Comprensione scritta B1-B2

LA NUOVA REALTÀ LETTERARIA E UNA POESIA DA "PORTONACCIO"

Leggi il testo della trascrizione del frammento dell'intervista e indica se l'affermazione è vera o falsa.

Elio Filippo Accrocca: [00:12:46] Perché ho raccontato, ho detto tutto questo? Per dire - e per me è importante, per me, cioè per quelli della mia generazione - è importante sottolineare come avvenne il passaggio diciamo… non la rinuncia ad una poetica precedente, cioè a quella ermetica, ma il passaggio ad una realtà nuova, anche letteraria. Quindi potrei adesso documentare un po' tutto questo che ho detto attraverso qualche pagina, qualche poesia, che vado a rintracciare nel volume Ritorno a Portonaccio, che uscì appunto presso Lo Specchio di Mondadori nel '59. In questo volume… leggo una… una definizione:

La poesia è nel cuore dell'uomo come la verità è dentro le cose, la poesia disgiunta dalla verità è finzione_.
Questa è una mia dichiarazione, che diciamo va in parallelo con quanto ho detto prima. Tra queste poesie vorrei leggere, ecco, qualcuna di un… di un… di un gruppo di pagine, dedicate proprio a Giuseppe Ungaretti e sono tratte da _Portonaccio_, che comprendeva testi del… dal '44 al '46.
_Portonaccio intanto è un ponte sulla ferrovia
è un quartiere di povera gente.
Gli uomini da vivi lo ignorano, da morti lo abitano.

Anche questa è una definizione di una zona di Roma, che ora naturalmente è cambiata. Ma in quegli anni e in questa poesia, che poi ho dedicato a Renzo Vespignani, un pittore…

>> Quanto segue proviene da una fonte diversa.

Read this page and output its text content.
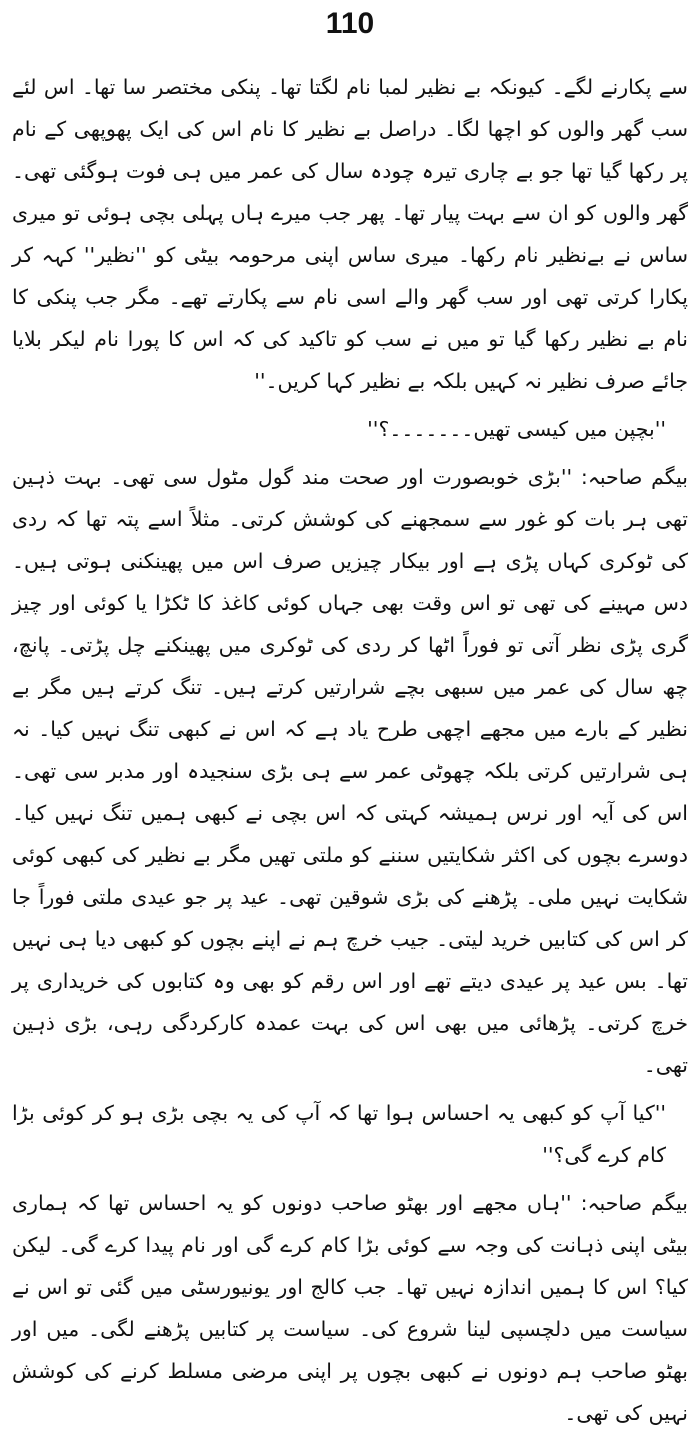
110

سے پکارنے لگے۔ کیونکہ بے نظیر لمبا نام لگتا تھا۔ پنکی مختصر سا تھا۔ اس لئے سب گھر والوں کو اچھا لگا۔ دراصل بے نظیر کا نام اس کی ایک پھوپھی کے نام پر رکھا گیا تھا جو بے چاری تیرہ چودہ سال کی عمر میں ہی فوت ہوگئی تھی۔ گھر والوں کو ان سے بہت پیار تھا۔ پھر جب میرے ہاں پہلی بچی ہوئی تو میری ساس نے بےنظیر نام رکھا۔ میری ساس اپنی مرحومہ بیٹی کو ''نظیر'' کہہ کر پکارا کرتی تھی اور سب گھر والے اسی نام سے پکارتے تھے۔ مگر جب پنکی کا نام بے نظیر رکھا گیا تو میں نے سب کو تاکید کی کہ اس کا پورا نام لیکر بلایا جائے صرف نظیر نہ کہیں بلکہ بے نظیر کہا کریں۔''

''بچپن میں کیسی تھیں۔۔۔۔۔۔۔؟''

بیگم صاحبہ: ''بڑی خوبصورت اور صحت مند گول مٹول سی تھی۔ بہت ذہین تھی ہر بات کو غور سے سمجھنے کی کوشش کرتی۔ مثلاً اسے پتہ تھا کہ ردی کی ٹوکری کہاں پڑی ہے اور بیکار چیزیں صرف اس میں پھینکنی ہوتی ہیں۔ دس مہینے کی تھی تو اس وقت بھی جہاں کوئی کاغذ کا ٹکڑا یا کوئی اور چیز گری پڑی نظر آتی تو فوراً اٹھا کر ردی کی ٹوکری میں پھینکنے چل پڑتی۔ پانچ، چھ سال کی عمر میں سبھی بچے شرارتیں کرتے ہیں۔ تنگ کرتے ہیں مگر بے نظیر کے بارے میں مجھے اچھی طرح یاد ہے کہ اس نے کبھی تنگ نہیں کیا۔ نہ ہی شرارتیں کرتی بلکہ چھوٹی عمر سے ہی بڑی سنجیدہ اور مدبر سی تھی۔ اس کی آیہ اور نرس ہمیشہ کہتی کہ اس بچی نے کبھی ہمیں تنگ نہیں کیا۔ دوسرے بچوں کی اکثر شکایتیں سننے کو ملتی تھیں مگر بے نظیر کی کبھی کوئی شکایت نہیں ملی۔ پڑھنے کی بڑی شوقین تھی۔ عید پر جو عیدی ملتی فوراً جا کر اس کی کتابیں خرید لیتی۔ جیب خرچ ہم نے اپنے بچوں کو کبھی دیا ہی نہیں تھا۔ بس عید پر عیدی دیتے تھے اور اس رقم کو بھی وہ کتابوں کی خریداری پر خرچ کرتی۔ پڑھائی میں بھی اس کی بہت عمدہ کارکردگی رہی، بڑی ذہین تھی۔

''کیا آپ کو کبھی یہ احساس ہوا تھا کہ آپ کی یہ بچی بڑی ہو کر کوئی بڑا کام کرے گی؟''

بیگم صاحبہ: ''ہاں مجھے اور بھٹو صاحب دونوں کو یہ احساس تھا کہ ہماری بیٹی اپنی ذہانت کی وجہ سے کوئی بڑا کام کرے گی اور نام پیدا کرے گی۔ لیکن کیا؟ اس کا ہمیں اندازہ نہیں تھا۔ جب کالج اور یونیورسٹی میں گئی تو اس نے سیاست میں دلچسپی لینا شروع کی۔ سیاست پر کتابیں پڑھنے لگی۔ میں اور بھٹو صاحب ہم دونوں نے کبھی بچوں پر اپنی مرضی مسلط کرنے کی کوشش نہیں کی تھی۔
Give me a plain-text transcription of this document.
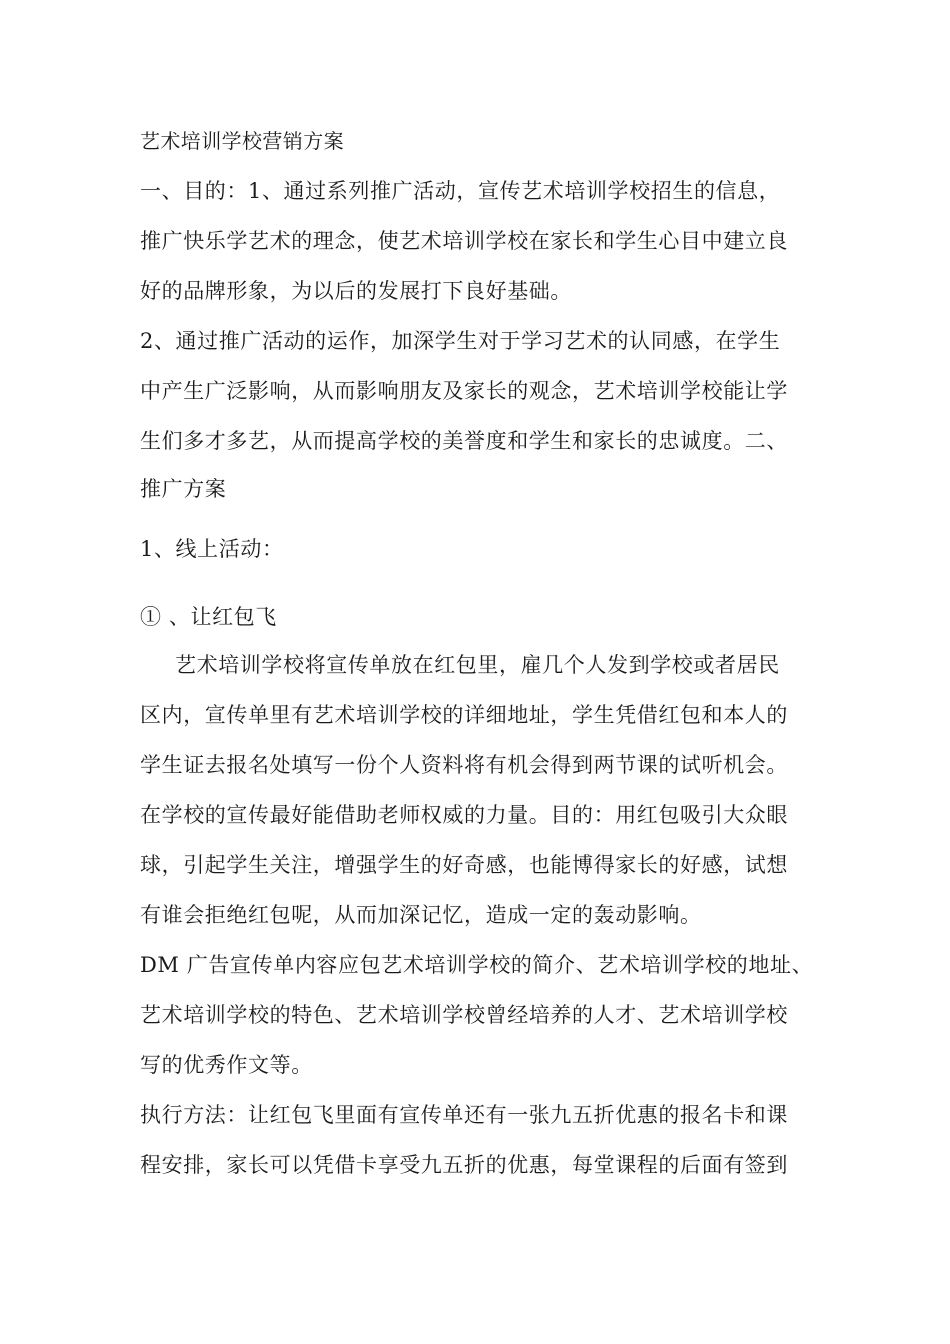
艺术培训学校营销方案
一、目的：1、通过系列推广活动，宣传艺术培训学校招生的信息，
推广快乐学艺术的理念，使艺术培训学校在家长和学生心目中建立良
好的品牌形象，为以后的发展打下良好基础。
2、通过推广活动的运作，加深学生对于学习艺术的认同感，在学生
中产生广泛影响，从而影响朋友及家长的观念，艺术培训学校能让学
生们多才多艺，从而提高学校的美誉度和学生和家长的忠诚度。二、
推广方案
1、线上活动：
① 、让红包飞
艺术培训学校将宣传单放在红包里，雇几个人发到学校或者居民
区内，宣传单里有艺术培训学校的详细地址，学生凭借红包和本人的
学生证去报名处填写一份个人资料将有机会得到两节课的试听机会。
在学校的宣传最好能借助老师权威的力量。目的：用红包吸引大众眼
球，引起学生关注，增强学生的好奇感，也能博得家长的好感，试想
有谁会拒绝红包呢，从而加深记忆，造成一定的轰动影响。
DM 广告宣传单内容应包艺术培训学校的简介、艺术培训学校的地址、
艺术培训学校的特色、艺术培训学校曾经培养的人才、艺术培训学校
写的优秀作文等。
执行方法：让红包飞里面有宣传单还有一张九五折优惠的报名卡和课
程安排，家长可以凭借卡享受九五折的优惠，每堂课程的后面有签到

E' questo il ponte che conduce all'isola
dei prati dove muore la città
d'uomini vivi, dove vive il campo
santo dei morti tra convogli radi
al fischio delle fabbriche.

A notte ì morti crescono coi tufi
che ardono alla luna.

E' questo il ponte che conduce all'isola
dei morti dove vive la pietà
degli uomini che vegliano nel grigio
di queste loro case in miniatura
sepolte dentro gli orti.

A notte i treni passano sui morti
che ridono alla luna.

Domanda Vero/Falso

Elio Filippo Accrocca, nella sua poesia Portonaccio, definisce questo quartiere come un luogo più per morti che per vivi.